On Thursday, state media publicized a warning by China's Supreme Court that people who cause death or severe illness by knowingly spreading SARS could face prison terms or possible execution. The court said quarantine violators could be sentenced to up to seven years in prison.

In Taiwan, the health chief resigned to take responsibility for the worsening SARS crisis as 10 new cases of severe acute respiratory syndrome were reported, along with three deaths that included the first two doctors in Taiwan to be killed by SARS. The disease has now sickened 274 people and killed 37 in Taiwan.

One of the Taiwan's top SARS fighters warned that another wave of cases was about to erupt. "We can expect another wave of SARS cases infected after May 10," Lee Ming-liang, head of the government's SARS Control Committee, said Friday.

In Hong Kong, World Health Organization investigators said that leaky sewage pipes and bathroom ventilation fans carried contaminated droplets through parts of an apartment complex, causing one of the world's worst outbreaks of SARS.

More than 300 people came down with the illness at the Amoy Gardens apartment complex in late March, and 35 people died. The speed of the infection amazed health experts, who thought the disease spread mainly by person-to-person contact.

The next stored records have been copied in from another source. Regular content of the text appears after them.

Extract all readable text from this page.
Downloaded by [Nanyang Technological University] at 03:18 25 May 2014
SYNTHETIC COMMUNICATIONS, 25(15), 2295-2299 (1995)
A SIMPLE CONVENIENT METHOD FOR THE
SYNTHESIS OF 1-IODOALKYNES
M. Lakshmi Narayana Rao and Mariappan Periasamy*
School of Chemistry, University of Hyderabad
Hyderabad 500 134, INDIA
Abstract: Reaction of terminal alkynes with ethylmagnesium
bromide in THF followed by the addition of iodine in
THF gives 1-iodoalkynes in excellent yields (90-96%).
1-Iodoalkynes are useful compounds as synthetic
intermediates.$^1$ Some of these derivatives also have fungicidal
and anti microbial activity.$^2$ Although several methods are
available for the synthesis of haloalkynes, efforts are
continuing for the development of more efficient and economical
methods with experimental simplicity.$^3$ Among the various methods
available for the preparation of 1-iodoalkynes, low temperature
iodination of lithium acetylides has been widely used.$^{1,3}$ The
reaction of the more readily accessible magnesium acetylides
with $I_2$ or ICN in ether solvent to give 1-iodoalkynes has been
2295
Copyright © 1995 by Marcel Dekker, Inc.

A report written by a team of WHO investigators blamed an "unlucky" combination of circumstances — a patient with diarrhea, seeping pipes and drafty air shafts.

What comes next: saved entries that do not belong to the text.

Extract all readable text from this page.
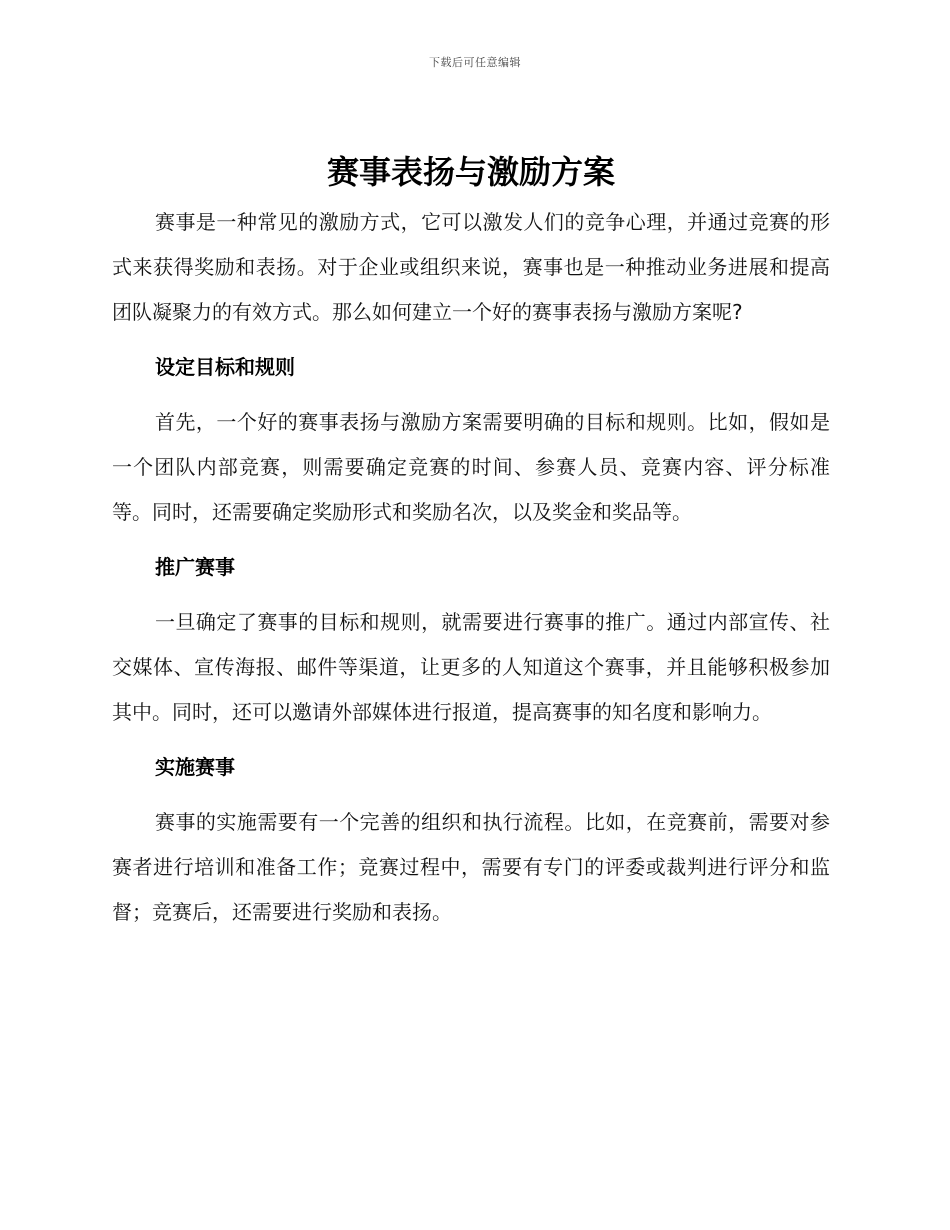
下载后可任意编辑
赛事表扬与激励方案

赛事是一种常见的激励方式，它可以激发人们的竞争心理，并通过竞赛的形式来获得奖励和表扬。对于企业或组织来说，赛事也是一种推动业务进展和提高团队凝聚力的有效方式。那么如何建立一个好的赛事表扬与激励方案呢?

设定目标和规则

首先，一个好的赛事表扬与激励方案需要明确的目标和规则。比如，假如是一个团队内部竞赛，则需要确定竞赛的时间、参赛人员、竞赛内容、评分标准等。同时，还需要确定奖励形式和奖励名次，以及奖金和奖品等。

推广赛事

一旦确定了赛事的目标和规则，就需要进行赛事的推广。通过内部宣传、社交媒体、宣传海报、邮件等渠道，让更多的人知道这个赛事，并且能够积极参加其中。同时，还可以邀请外部媒体进行报道，提高赛事的知名度和影响力。

实施赛事

赛事的实施需要有一个完善的组织和执行流程。比如，在竞赛前，需要对参赛者进行培训和准备工作；竞赛过程中，需要有专门的评委或裁判进行评分和监督；竞赛后，还需要进行奖励和表扬。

Apparently, the disease spread when a man with SARS visited his brother at the complex. The man had diarrhea. When he used a bathroom with a broken toilet, droplets containing the virus apparently got into exhaust fans that spewed them into nearby apartments.

In other developments:

  • Worldwide, the number of reported SARS death reached 613. More than 7,700 people around the world have been sickened.
  • WHO barred anyone who has been in contact with a SARS patient or been in a SARS-infection region should not give blood for at least three weeks.
  • Singapore's government said all students returning from other SARS-affected countries must take a 10-day leave of absence and produce a medical certificate showing they are virus-free before returning to class.
  • Ireland, which is hosting next month's Special Olympics, on Thursday told delegations from five Asian nations that they should not attend the mid-June event. Organizers condemned the decision as discrimination against handicapped people.
  • U.S. health officials reported 281 suspected and 64 probable cases of SARS; California led the way with 44 suspected and 24 probable cases. The country's "weak link" if it had to deal with an emergency SARS outbreak is too little hospital space to treat the disease, said Dr. Julie Gerberding, the head of the Centers for Disease Control and Prevention.
  • Asian airport officials meeting in the Philippines agreed to have standardized health declaration cards for passengers by June 15 and temperature screening implemented by Aug. 15. They agreed that passengers suspected of SARS would be quarantined, but that they would not be denied entry into any country in the region.

    The travel industry around the world will lose 6.9 million jobs this year because of SARS fears coupled with economic gloom, predicted the World Travel and Tourism Council.